I gripped the coffee pot so hard it rattled against the counter. Wolves weren’t supposed to be here. I’d come this far to escape them. To escape him.
The baby rolled inside me, restless as if sensing my dread.
When I left the diner, the night felt alive. The town was too quiet, the air heavy with something electric. My steps echoed on the sidewalk, too loud in my own ears. I kept glancing behind me, certain I wasn’t alone.
Halfway home, I froze.
A shadow moved at the edge of the trees, just beyond the streetlights. Not human, too fluid, too deliberate. My blood chilled.
I forced myself to keep walking, but my senses betrayed me. The wind carried it to me, musk, wild grass, iron. Wolf.
Panic clawed at my chest. If they were here, it was only a matter of time before they found me. Found us.

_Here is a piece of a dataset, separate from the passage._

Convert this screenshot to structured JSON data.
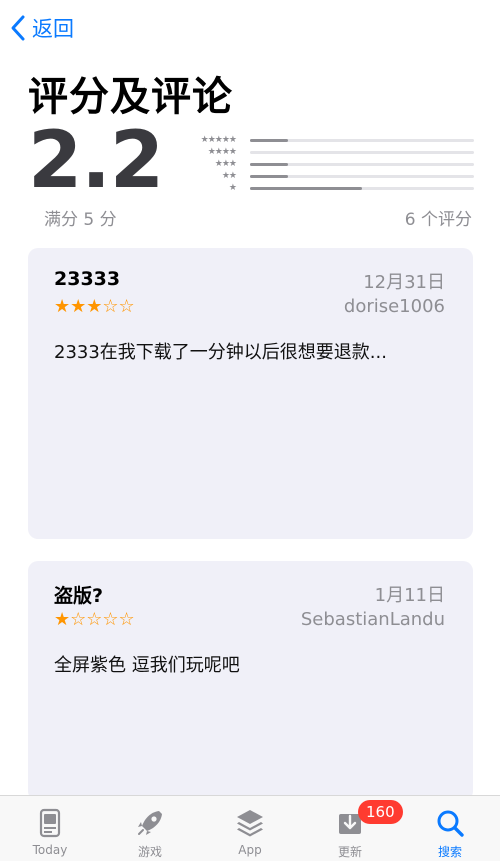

Sleep didn’t come. I lay awake listening to every creak of the building, every whistle of wind through the cracks. My body was thrumming with energy I couldn’t burn off, a restless hunger that wasn’t mine alone.

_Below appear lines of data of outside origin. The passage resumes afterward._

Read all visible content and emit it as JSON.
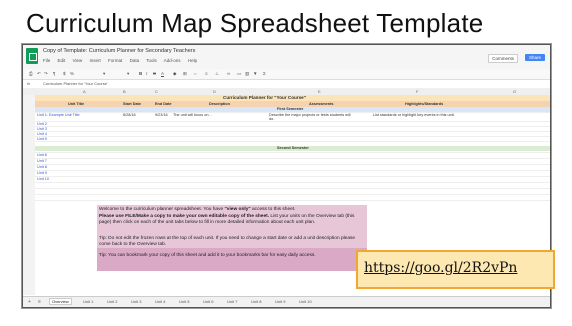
{
  "slide": {
    "title": "Curriculum Map Spreadsheet Template",
    "url": "https://goo.gl/2R2vPn"
  },
  "window": {
    "doc_title": "Copy of Template: Curriculum Planner for Secondary Teachers",
    "menus": [
      "File",
      "Edit",
      "View",
      "Insert",
      "Format",
      "Data",
      "Tools",
      "Add-ons",
      "Help"
    ],
    "comments_label": "Comments",
    "share_label": "Share",
    "formula_value": "Curriculum Planner for 'Your Course'"
  },
  "sheet": {
    "columns": [
      "A",
      "B",
      "C",
      "D",
      "E",
      "F",
      "G"
    ],
    "banner_title": "Curriculum Planner for \"Your Course\"",
    "headers": [
      "Unit Title",
      "Start Date",
      "End Date",
      "Description",
      "Assessments",
      "Highlights/Standards"
    ],
    "first_semester_label": "First Semester",
    "second_semester_label": "Second Semester",
    "unit1": {
      "title": "Unit 1: Example Unit Title",
      "start": "8/28/16",
      "end": "9/23/16",
      "description": "The unit will focus on...",
      "assessments": "Describe the major projects or tests students will do.",
      "highlights": "List standards or highlight key events in this unit."
    },
    "units_first": [
      "Unit 2",
      "Unit 3",
      "Unit 4",
      "Unit 5"
    ],
    "units_second": [
      "Unit 6",
      "Unit 7",
      "Unit 8",
      "Unit 9",
      "Unit 10"
    ]
  },
  "notes": {
    "p1_a": "Welcome to the curriculum planner spreadsheet. You have ",
    "p1_b": "\"view only\"",
    "p1_c": " access to this sheet.",
    "p2_a": "Please use FILE/Make a copy to make your own editable copy of the sheet.",
    "p2_b": " List your units on the Overview tab (this page) then click on each of the unit tabs below to fill in more detailed information about each unit plan.",
    "p3": "Tip: Do not edit the frozen rows at the top of each unit. If you need to change a start date or add a unit description please come back to the Overview tab.",
    "p4": "Tip: You can bookmark your copy of this sheet and add it to your bookmarks bar for easy daily access."
  },
  "tabs": [
    "Overview",
    "Unit 1",
    "Unit 2",
    "Unit 3",
    "Unit 4",
    "Unit 5",
    "Unit 6",
    "Unit 7",
    "Unit 8",
    "Unit 9",
    "Unit 10"
  ],
  "colors": {
    "sheets_green": "#0f9d58",
    "banner": "#fbe4b8",
    "header_row": "#f6d3b0",
    "semester": "#dcecd2",
    "note": "#e7c6d8",
    "url_fill": "#fde8b1",
    "url_border": "#f0a830"
  }
}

Because in my dreams, he was there.
Kael.
Always Kael.
I saw the line of his jaw, the fire in his eyes, the wolf in his skin. I felt the pull of the bond I’d tried so desperately to sever. And I woke with his name on my lips, breathless and shaking.
I pressed a hand to my belly, whispering, “You’re mine. Not his. He’ll never take you.”
But even as I said it, the bond hummed faintly inside me, a tether that refused to break.
The next day, I heard more. A delivery man mentioned hearing howls at dawn. A hiker swore he saw glowing eyes in the treeline. Whispers in the wind, always circling back to wolves.
Each rumor tightened the thread between me and the past I’d fled. Each whisper drove home the truth: Kael’s world was bleeding into mine.
I found myself lingering by the window, staring toward the dark stretch of forest. My senses reached farther than they should, listening for sounds only a wolf could catch. Sometimes I swore I heard it, soft padding footsteps, a howl so low it vibrated in my bones.
Fear warred with something far more dangerous. Longing.
I hated myself for it.
That evening, as I left work, a breeze swept down the street. It carried with it a faint, familiar scent. Cedar, smoke, and something purely him.
My breath caught.
Kael.
My knees nearly buckled. The scent was faint, barely there, but real enough to unravel me. He was close. Too close.
I staggered home, locked every bolt, pulled the curtains tight. But I couldn’t lock out the bond. I couldn’t stop my wolf blood from recognizing him across distance and storm.
The baby shifted again, strong and insistent. His blood lived in my child, calling back to him, pulling him nearer with every heartbeat.
I curled on the couch, trembling, whispering, “Please, not yet. Please don’t find us.”
But deep down, I knew the truth.
The wind didn’t carry rumors. It carried warnings. And the bond between us wasn’t breaking. It was pulling tighter, dragging us both to the moment we could no longer run.